The Legislature, he said, “knows how to do the right thing, and can do that without worrying how others will respond. And this is the right thing to do.”

Do other states have similar laws?

Four U.S. states have passed abortion bans similar to HB205.

A federal judge blocked Indiana’s version in 2016, and the state is now in the midst of an appeal.

An Ohio bill signed into law last year currently faces a legal challenge filed on behalf of several of the state’s abortion providers, who argue the ban on Down syndrome abortions violates “well-established constitutional limits” outlining a woman’s right to choose.

A lawsuit filed by the lone North Dakota abortion provider over that state’s version of the ban was dropped by the clinic. It said it already did not perform the procedure after 16 weeks, when prenatal tests for Down syndrome and other conditions are administered.

In Louisiana, legislation passed in 2016 banned abortions for genetic abnormalities after 20 weeks and required a bevy of information be given to women who have such a diagnosis before that time.

A lawsuit challenging the informational part of the law is pending. But the 20-week prohibition remains in place, because another state law already bans all abortions after that point.

What is known about Down syndrome babies and abortions in Utah?

Lisonbee has pointed to a study that suggests the U.S. may have an abortion rate due to Down syndrome diagnoses of 67 percent. But the Utah numbers appear to be drastically lower.

Exact figures on Down syndrome-related abortions are not available, but an average of 83 Utah babies were born with the genetic disorder each year between 2010 and 2014, according to the most recent Utah Department of Health data.

Out of about 3,000 total Utah abortions in 2015, there were 40 due to any kind of “malformation,” according to a state report.

Chris Hutchison, a OB-GYN in Riverton who is chairman of the Utah chapter of the American College of Obstetricians and Gynecologists, said the majority of those abortions would be for “lethal malformations,” including deadly brain or kidney syndromes.

A “small fraction” of the 40 abortions would be due to a Down syndrome diagnosis, Hutchison said in an interview.
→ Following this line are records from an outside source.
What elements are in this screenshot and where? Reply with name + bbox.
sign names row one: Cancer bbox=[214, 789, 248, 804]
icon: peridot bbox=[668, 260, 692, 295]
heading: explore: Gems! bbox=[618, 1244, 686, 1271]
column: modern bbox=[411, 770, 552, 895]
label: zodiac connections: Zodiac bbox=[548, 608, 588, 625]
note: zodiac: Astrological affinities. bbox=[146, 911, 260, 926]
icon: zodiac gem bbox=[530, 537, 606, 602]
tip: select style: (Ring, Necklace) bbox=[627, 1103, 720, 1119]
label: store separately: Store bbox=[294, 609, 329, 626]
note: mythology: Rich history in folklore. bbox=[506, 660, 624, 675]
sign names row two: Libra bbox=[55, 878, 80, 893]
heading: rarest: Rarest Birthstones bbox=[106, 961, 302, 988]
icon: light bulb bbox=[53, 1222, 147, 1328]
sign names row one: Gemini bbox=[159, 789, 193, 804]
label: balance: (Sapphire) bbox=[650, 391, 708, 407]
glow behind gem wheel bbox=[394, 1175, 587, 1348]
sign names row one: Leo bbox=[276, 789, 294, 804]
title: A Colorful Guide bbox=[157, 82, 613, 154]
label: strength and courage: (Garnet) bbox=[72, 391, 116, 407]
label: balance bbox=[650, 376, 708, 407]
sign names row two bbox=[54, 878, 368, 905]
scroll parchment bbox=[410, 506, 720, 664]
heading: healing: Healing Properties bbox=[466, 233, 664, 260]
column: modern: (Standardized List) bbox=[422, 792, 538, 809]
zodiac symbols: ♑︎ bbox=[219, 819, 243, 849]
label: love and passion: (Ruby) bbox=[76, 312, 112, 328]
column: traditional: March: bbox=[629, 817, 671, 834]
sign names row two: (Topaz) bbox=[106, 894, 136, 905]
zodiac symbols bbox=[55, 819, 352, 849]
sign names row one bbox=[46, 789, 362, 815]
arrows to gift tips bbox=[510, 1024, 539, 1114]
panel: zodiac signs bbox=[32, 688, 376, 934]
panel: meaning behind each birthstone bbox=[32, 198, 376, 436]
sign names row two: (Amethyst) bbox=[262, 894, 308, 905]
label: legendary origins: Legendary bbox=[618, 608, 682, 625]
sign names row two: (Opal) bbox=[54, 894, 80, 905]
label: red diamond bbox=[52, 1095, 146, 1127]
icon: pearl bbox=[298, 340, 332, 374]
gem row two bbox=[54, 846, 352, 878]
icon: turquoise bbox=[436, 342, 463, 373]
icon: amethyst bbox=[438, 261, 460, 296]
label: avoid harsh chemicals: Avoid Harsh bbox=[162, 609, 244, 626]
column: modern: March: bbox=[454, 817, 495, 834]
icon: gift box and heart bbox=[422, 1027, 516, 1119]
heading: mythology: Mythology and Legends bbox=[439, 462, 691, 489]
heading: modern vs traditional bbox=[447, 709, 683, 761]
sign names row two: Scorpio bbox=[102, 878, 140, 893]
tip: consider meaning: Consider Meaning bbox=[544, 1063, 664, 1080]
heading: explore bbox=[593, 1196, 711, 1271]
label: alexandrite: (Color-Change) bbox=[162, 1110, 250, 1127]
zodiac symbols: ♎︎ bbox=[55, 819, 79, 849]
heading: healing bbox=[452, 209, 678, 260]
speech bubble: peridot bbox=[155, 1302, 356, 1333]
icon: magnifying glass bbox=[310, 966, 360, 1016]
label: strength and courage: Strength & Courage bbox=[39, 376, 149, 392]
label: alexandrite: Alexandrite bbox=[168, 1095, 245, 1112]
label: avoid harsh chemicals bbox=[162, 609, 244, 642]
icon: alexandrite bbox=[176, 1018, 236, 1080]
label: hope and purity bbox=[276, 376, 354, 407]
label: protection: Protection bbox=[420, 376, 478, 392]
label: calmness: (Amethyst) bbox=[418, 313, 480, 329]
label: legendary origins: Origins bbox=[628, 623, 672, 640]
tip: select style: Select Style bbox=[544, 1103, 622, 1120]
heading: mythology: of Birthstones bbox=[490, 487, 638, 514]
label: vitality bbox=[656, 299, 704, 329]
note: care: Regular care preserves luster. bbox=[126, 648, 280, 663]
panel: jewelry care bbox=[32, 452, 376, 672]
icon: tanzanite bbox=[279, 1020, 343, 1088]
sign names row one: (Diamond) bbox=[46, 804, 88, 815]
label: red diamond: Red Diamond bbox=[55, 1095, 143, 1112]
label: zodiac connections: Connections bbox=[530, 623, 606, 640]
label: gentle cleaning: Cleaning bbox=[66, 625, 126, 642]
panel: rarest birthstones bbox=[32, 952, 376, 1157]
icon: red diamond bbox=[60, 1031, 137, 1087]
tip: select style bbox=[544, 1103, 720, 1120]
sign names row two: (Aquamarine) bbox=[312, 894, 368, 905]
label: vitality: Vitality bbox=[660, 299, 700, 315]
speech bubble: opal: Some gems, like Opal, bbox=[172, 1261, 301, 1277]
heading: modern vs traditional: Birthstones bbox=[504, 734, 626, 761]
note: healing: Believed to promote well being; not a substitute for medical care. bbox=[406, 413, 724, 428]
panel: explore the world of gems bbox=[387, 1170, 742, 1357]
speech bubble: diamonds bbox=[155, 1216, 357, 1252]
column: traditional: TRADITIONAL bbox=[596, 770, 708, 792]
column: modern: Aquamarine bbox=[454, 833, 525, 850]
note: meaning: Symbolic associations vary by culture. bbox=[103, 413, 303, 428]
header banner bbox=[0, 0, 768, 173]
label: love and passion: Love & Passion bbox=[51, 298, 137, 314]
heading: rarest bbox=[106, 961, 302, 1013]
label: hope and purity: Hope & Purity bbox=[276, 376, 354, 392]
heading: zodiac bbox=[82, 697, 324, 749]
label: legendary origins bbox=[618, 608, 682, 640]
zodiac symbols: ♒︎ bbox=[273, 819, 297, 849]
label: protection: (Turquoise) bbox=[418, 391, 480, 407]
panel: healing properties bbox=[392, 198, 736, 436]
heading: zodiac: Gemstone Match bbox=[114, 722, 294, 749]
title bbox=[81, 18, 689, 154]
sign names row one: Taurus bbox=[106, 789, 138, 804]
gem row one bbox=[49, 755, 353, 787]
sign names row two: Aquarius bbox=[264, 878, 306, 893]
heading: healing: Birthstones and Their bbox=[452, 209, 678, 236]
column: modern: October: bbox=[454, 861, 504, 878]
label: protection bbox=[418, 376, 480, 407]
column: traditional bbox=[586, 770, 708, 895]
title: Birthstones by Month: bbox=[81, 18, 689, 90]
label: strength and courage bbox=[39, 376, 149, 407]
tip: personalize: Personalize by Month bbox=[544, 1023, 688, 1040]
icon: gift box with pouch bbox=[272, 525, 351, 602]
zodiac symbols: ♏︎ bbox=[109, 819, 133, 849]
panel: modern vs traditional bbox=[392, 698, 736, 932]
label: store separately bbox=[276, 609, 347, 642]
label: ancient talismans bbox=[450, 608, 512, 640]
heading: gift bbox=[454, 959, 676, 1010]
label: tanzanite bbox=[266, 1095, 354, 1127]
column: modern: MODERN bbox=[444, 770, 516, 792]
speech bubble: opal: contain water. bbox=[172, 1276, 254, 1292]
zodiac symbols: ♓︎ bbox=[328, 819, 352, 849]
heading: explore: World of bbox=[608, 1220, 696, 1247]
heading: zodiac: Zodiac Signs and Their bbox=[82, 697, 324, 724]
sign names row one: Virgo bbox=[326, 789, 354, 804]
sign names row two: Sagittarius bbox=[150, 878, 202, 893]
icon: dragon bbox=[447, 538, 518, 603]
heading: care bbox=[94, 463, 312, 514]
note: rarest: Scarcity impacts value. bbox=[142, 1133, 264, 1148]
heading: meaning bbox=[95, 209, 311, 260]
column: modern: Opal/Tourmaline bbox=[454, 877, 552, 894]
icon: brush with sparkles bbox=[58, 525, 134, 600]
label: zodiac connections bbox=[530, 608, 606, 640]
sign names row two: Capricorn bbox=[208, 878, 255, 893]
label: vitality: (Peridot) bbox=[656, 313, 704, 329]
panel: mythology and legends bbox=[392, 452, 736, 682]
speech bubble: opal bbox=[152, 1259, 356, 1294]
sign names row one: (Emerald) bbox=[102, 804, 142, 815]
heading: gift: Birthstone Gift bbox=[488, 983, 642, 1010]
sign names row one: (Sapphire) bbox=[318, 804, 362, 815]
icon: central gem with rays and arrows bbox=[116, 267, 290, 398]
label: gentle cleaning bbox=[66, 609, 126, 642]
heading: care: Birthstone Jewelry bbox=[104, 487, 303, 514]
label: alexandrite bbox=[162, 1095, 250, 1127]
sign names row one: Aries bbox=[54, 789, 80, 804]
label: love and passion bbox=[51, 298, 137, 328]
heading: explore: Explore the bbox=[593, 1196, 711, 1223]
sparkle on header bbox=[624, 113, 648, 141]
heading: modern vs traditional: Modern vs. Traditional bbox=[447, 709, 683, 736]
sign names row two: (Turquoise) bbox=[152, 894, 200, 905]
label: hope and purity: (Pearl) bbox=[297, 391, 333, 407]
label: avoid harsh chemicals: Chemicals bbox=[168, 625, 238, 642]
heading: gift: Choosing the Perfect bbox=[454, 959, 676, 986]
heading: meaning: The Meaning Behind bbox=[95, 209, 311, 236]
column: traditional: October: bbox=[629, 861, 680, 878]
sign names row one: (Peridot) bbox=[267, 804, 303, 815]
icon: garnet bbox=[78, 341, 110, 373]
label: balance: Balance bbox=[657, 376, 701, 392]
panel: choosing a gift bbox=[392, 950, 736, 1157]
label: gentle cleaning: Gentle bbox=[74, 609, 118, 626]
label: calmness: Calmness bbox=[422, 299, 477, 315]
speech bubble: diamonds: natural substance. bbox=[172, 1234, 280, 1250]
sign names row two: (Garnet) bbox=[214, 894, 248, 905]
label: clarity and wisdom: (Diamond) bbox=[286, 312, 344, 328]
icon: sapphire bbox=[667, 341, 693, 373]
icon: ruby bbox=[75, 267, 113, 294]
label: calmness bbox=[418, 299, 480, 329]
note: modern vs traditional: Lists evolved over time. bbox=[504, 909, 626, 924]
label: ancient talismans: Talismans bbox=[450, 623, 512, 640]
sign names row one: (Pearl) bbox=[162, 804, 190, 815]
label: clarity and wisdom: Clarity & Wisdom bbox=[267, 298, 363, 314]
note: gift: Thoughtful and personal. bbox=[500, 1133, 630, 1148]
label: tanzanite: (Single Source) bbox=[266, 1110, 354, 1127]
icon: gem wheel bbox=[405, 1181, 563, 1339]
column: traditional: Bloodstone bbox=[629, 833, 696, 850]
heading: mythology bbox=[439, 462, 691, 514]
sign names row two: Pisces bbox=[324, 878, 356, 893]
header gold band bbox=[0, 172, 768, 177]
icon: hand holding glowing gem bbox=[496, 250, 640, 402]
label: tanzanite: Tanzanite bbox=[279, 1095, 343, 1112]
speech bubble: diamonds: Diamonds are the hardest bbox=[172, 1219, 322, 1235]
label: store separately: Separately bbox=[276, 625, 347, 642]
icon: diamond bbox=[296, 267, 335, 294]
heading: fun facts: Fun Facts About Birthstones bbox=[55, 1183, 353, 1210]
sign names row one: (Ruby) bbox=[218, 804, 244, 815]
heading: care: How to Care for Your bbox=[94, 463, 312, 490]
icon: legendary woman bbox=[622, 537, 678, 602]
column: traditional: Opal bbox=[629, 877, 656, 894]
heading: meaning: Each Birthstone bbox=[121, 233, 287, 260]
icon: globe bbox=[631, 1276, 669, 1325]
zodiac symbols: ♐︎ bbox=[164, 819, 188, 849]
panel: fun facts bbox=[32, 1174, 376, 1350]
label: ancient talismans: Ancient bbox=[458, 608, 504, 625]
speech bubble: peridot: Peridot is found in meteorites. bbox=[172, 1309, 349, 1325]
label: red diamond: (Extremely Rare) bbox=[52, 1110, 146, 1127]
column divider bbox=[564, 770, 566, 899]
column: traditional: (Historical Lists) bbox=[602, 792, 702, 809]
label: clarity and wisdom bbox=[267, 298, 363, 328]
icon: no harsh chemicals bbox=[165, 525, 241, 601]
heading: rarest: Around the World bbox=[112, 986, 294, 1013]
And he said there are other genetic disorders that can be identified via testing, and for which a woman may sometimes choose to have an abortion.

But those disorders — including Klinefelter’s syndrome, Turner syndrome and others — are not covered under Lisonbee’s bill.

Have other issues come up about HB205?

Yes. At hearings on Capitol Hill, some medical professionals warned the proposal could have a chilling effect on conversations with patients regarding abortion and similar subjects.

Hutchison, the Riverton-based OB-GYN, complained about the bill’s vague language on information he and other doctors would be required to provide about Down syndrome parent support groups and specialists. He urged the state to develop a website with that information instead, along with a list of pediatricians who specialize in the disorder.

It also remains unclear how such a law would be enforced — or how a doctor would know a woman wants to have an abortion for the “sole” reason of a Down syndrome diagnosis. Planned Parenthood clinics do not ask why patients are seeking an abortion.

“We’re not the mind police,” Hutchison said. “How do you know what people are choosing?”

Some lawmakers who support HB205 acknowledged those difficulties.

“We can say, ‘How would we know if that’s why a parent is choosing an abortion?”’ said Sen. Daniel Thatcher, R-West Valley City. “The fact is we don’t know, we wouldn’t know, there’s no way this [bill] could be realistically enforced.

“So let’s be honest,” he added. “This is a message bill. The question is: Is this a message we want to send? I would say yes.”